Banned organizations include:

| Name of Organization | Flag | Founded | Website | President | General Secretary |
|---|---|---|---|---|---|
| Bangladesh Chhatra League (Banned) |  | January 4, 1948 |  | Saddam Hussain | Sheikh Wali Asif Enan |

== Current situation ==
Student politics in Bangladesh is reactive, confrontational, and violent. Student organizations act as armaments of the political parties they are part of. So every now and then there are affrays and commotions.
 Over the years, political clashes and factional feuds in universities killed many, seriously interfering with academics. Women harassment is also a major problem of student politics. To relieve tensions, universities often must resort to lengthy closures, resulting in truncated and overcrowded classes.

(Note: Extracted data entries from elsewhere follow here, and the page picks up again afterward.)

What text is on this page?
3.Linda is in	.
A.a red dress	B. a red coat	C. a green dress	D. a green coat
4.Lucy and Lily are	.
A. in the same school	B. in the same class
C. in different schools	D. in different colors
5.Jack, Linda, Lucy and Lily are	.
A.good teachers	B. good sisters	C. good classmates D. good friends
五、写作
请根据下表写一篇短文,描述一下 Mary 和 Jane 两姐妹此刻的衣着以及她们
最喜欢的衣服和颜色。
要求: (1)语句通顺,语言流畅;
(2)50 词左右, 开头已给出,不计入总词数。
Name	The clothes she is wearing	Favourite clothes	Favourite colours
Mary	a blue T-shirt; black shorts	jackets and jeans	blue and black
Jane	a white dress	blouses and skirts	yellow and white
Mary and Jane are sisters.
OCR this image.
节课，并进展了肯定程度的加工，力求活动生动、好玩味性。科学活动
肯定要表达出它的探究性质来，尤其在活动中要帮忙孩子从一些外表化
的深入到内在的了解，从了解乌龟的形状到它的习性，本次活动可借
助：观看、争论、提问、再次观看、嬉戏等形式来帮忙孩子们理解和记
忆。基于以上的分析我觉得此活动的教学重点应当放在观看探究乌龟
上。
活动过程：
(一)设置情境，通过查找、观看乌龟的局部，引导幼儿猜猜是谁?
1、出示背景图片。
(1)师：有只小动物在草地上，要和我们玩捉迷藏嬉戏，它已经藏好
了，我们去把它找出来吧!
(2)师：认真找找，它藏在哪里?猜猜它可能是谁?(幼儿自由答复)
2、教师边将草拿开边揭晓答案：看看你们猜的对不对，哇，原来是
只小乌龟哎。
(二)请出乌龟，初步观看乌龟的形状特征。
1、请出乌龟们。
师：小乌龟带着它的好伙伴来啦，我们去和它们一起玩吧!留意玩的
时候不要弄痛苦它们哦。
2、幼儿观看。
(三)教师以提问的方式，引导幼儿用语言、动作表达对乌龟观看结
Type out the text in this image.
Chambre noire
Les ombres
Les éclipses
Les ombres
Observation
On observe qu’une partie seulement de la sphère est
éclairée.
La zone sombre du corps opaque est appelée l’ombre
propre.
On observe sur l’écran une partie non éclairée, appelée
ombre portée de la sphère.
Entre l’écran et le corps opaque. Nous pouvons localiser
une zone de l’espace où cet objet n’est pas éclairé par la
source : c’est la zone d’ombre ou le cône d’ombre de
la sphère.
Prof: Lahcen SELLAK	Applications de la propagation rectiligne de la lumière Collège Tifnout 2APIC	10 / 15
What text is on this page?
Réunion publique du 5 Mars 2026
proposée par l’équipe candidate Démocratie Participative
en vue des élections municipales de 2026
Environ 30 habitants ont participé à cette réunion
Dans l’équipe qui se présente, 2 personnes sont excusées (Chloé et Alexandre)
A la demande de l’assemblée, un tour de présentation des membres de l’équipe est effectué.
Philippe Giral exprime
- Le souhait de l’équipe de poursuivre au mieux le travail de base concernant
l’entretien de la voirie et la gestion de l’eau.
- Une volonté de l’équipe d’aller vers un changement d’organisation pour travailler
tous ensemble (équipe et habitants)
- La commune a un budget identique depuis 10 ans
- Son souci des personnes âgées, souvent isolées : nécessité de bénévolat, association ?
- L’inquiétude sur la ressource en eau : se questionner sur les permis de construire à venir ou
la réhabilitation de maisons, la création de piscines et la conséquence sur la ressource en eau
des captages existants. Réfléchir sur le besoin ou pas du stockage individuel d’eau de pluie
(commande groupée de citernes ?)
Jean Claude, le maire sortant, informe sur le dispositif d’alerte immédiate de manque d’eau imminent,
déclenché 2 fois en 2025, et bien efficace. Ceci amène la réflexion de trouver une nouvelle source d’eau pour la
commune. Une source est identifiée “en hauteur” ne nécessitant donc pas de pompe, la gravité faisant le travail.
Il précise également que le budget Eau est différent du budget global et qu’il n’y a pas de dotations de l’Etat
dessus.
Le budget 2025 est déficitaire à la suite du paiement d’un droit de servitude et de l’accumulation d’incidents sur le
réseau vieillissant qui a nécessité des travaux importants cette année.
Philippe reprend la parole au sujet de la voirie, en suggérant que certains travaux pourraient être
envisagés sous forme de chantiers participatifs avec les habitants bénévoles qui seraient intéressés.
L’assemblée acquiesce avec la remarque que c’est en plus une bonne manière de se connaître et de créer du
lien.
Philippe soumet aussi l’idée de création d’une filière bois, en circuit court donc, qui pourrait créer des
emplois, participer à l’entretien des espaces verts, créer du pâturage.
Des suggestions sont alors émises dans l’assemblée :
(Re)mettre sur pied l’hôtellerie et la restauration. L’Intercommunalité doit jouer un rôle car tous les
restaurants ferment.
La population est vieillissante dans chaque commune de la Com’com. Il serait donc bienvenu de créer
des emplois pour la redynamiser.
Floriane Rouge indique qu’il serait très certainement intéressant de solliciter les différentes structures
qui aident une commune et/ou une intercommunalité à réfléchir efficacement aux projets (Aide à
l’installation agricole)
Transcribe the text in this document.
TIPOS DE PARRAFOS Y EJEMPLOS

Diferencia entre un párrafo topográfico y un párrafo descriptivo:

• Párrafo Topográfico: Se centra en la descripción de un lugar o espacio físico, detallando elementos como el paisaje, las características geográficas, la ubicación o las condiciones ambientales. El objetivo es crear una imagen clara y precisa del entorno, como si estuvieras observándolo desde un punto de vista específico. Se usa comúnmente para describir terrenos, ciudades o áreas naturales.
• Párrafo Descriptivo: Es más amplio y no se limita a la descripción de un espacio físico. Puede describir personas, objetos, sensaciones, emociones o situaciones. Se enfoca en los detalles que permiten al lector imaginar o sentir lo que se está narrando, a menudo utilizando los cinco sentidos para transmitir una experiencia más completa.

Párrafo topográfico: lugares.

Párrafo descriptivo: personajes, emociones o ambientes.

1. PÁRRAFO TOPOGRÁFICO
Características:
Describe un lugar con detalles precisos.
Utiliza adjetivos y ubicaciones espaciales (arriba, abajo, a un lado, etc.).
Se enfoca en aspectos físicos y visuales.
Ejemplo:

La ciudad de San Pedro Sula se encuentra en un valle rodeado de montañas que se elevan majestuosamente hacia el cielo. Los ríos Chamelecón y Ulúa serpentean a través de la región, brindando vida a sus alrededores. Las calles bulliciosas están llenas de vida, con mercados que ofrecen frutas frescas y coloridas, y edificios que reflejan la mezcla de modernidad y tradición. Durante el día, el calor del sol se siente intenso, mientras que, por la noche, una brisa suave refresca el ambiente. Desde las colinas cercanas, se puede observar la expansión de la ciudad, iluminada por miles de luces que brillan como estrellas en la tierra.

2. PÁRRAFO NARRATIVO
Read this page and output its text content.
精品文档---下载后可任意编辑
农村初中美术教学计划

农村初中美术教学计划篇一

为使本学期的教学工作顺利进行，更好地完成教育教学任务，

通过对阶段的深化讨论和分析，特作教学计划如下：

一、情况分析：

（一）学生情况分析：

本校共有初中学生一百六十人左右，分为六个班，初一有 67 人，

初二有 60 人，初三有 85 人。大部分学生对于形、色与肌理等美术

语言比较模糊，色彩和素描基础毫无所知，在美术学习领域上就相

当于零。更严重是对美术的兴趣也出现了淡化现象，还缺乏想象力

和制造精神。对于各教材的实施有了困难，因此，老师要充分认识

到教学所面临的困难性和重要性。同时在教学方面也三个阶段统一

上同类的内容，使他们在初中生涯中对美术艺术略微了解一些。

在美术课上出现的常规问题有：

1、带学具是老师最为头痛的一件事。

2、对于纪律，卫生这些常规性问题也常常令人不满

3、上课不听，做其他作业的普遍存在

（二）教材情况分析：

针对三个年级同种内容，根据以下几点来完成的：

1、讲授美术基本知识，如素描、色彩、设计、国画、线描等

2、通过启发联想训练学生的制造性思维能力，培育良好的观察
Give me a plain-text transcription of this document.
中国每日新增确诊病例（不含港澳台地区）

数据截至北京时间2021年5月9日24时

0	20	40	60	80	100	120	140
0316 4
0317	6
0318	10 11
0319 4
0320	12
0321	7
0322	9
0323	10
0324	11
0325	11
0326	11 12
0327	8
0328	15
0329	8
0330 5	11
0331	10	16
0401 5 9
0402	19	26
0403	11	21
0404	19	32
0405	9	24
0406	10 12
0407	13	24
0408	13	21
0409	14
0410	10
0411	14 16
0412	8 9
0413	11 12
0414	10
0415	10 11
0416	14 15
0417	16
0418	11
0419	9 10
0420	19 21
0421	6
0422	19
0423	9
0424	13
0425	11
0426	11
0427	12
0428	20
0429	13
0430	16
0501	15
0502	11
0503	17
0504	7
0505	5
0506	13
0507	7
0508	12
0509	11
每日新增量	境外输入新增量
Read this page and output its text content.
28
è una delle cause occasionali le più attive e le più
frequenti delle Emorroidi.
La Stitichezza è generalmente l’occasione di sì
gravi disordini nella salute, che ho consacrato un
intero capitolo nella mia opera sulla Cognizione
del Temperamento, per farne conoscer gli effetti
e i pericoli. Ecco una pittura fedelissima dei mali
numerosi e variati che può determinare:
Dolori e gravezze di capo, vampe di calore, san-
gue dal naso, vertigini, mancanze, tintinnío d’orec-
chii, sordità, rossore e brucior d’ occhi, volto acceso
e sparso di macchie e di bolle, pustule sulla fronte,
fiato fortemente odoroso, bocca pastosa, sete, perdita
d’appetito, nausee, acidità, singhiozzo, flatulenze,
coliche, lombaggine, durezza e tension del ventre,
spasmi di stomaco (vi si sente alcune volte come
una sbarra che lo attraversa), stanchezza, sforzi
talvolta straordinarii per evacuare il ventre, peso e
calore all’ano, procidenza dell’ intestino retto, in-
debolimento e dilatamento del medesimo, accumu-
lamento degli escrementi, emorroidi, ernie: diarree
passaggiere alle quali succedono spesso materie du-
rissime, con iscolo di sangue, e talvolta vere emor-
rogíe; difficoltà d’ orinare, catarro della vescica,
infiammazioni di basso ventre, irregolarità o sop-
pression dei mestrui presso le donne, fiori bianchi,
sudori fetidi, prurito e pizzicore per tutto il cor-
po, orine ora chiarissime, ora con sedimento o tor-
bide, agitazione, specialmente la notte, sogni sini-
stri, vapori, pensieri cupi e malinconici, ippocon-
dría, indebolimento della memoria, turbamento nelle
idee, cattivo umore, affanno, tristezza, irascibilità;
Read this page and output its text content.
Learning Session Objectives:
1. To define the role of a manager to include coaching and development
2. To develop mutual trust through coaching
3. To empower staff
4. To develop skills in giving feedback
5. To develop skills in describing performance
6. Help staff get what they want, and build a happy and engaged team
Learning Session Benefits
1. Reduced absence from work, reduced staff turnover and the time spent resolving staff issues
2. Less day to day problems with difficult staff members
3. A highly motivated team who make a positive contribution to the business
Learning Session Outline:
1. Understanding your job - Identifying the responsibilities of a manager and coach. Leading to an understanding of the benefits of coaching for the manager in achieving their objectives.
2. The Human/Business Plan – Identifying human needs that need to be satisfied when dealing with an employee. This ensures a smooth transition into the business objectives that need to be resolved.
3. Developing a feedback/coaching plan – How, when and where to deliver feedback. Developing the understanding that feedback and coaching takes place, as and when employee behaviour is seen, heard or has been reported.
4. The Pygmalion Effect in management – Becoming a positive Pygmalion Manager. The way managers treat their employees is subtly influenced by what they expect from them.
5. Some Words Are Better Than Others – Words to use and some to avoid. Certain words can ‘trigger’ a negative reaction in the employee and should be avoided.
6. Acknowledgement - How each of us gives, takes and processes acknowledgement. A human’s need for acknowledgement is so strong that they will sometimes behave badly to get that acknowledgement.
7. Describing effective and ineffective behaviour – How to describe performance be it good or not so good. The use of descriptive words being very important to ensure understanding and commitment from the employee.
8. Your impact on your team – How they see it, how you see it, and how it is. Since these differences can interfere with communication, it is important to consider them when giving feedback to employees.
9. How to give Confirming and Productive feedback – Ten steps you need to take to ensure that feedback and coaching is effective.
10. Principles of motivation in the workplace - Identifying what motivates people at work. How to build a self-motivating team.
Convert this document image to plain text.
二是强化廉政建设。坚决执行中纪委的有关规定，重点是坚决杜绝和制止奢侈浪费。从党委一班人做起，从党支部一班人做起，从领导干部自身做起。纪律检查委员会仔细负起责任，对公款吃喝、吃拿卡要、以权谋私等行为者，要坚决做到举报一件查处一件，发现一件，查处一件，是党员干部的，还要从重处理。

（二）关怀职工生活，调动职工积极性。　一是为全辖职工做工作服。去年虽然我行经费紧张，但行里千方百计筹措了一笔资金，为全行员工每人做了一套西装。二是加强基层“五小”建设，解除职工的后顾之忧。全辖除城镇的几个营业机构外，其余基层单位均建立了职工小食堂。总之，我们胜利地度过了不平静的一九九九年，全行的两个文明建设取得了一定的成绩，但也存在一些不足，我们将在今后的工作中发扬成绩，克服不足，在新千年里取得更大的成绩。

The student wings of ruling parties run campuses and residence halls through crime and violence. They control access to amenities in residence halls, favoring fellow party members and loyal pupils; eat for free from nearby restaurants, and help themselves to products from shops nearby; practice extortion; and take money from freshmen. Further, they put pressure on teachers for payment in exchange for supporting to school administration their hiring and retention.

On 23 October, 2024, The Ministry of Home Affairs in Public Security Division has issued a gazette notification announcing a ban on the Bangladesh Chhatra League, invoking provisions of the Anti-Terrorism Act, 2009, with specific reference to the student wing of Bangladesh Awami League role in the July massacre.